El DJ confiesa su crisis emocional en un comunicado en redes sociales y decide alejarse temporalmente para cuidar su salud mental
Penélope O. Álvarez | Mallorca, 02 de Junio de 2025 | 16:54h

El pasado fin de semana, Kiko Rivera e Irene Rosales celebraron la Primera Comunión de su hija Ana en la parroquia de Santiago Apóstol de Castilleja de la Cuesta, Sevilla, el mismo lugar donde contrajeron matrimonio en 2016. La ceremonia contó con la presencia de familiares como Anabel Pantoja, Raquel Bollo y Cayetano Rivera. Sin embargo, destacaron las ausencias de Isabel Pantoja y su hija Isa Pantoja, lo que generó especulaciones sobre las tensiones familiares existentes.
Horas después del evento, Kiko Rivera compartió en su cuenta de Instagram un extenso mensaje donde expresó sentirse abrumado por las exigencias y cambios recientes en su vida. "He perdido el control. Y no me da vergüenza decirlo", escribió el DJ, admitiendo que las últimas semanas han sido un torbellino emocional.
Rivera señaló que ha estado presionándose demasiado, sin prestar atención a las señales de agotamiento de su cuerpo y mente. "Creo que he ido con el pie demasiado pisado al acelerador, sin darme cuenta de que el cuerpo y la mente también necesitan frenar", confesó. El artista también mencionó que, a pesar de sus esfuerzos por mantener una imagen positiva, se siente desbordado internamente.
DECISIÓN DE ALEJARSE TEMPORALMENTE DE LAS REDES SOCIALES
En su publicación, Kiko Rivera anunció su decisión de tomar un descanso de las redes sociales para enfocarse en su bienestar emocional. "Esto no es un adiós.

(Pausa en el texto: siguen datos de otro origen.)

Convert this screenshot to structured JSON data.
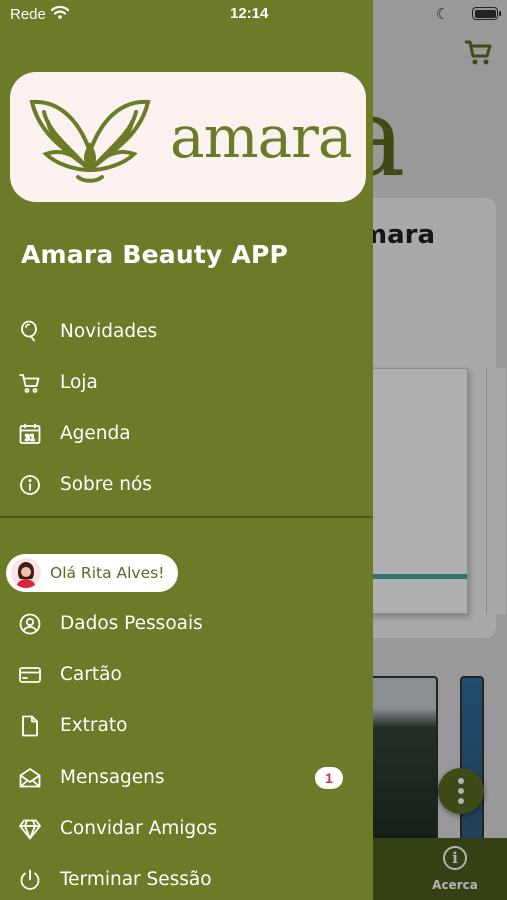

No es un 'lo dejo todo'. Simplemente, necesito parar un momento", explicó, enfatizando la importancia de darse permiso para descansar y recargar energías.
El DJ también compartió que el día de la comunión fue especialmente duro emocionalmente, mencionando que algo dentro de él "se rompió un poco". Reconoció haber fumado un par de cigarrillos, a pesar de sus esfuerzos por dejar el hábito, como una forma de lidiar con la tensión acumulada.
Kiko Rivera concluyó su mensaje destacando la necesidad de ser real y honesto consigo mismo, en lugar de mantener una fachada de fortaleza. "Quiero ser real, no una fachada sonriente que aparenta", expresó. Su publicación ha generado una ola de apoyo por parte de seguidores y figuras públicas, quienes han valorado su valentía al compartir su vulnerabilidad.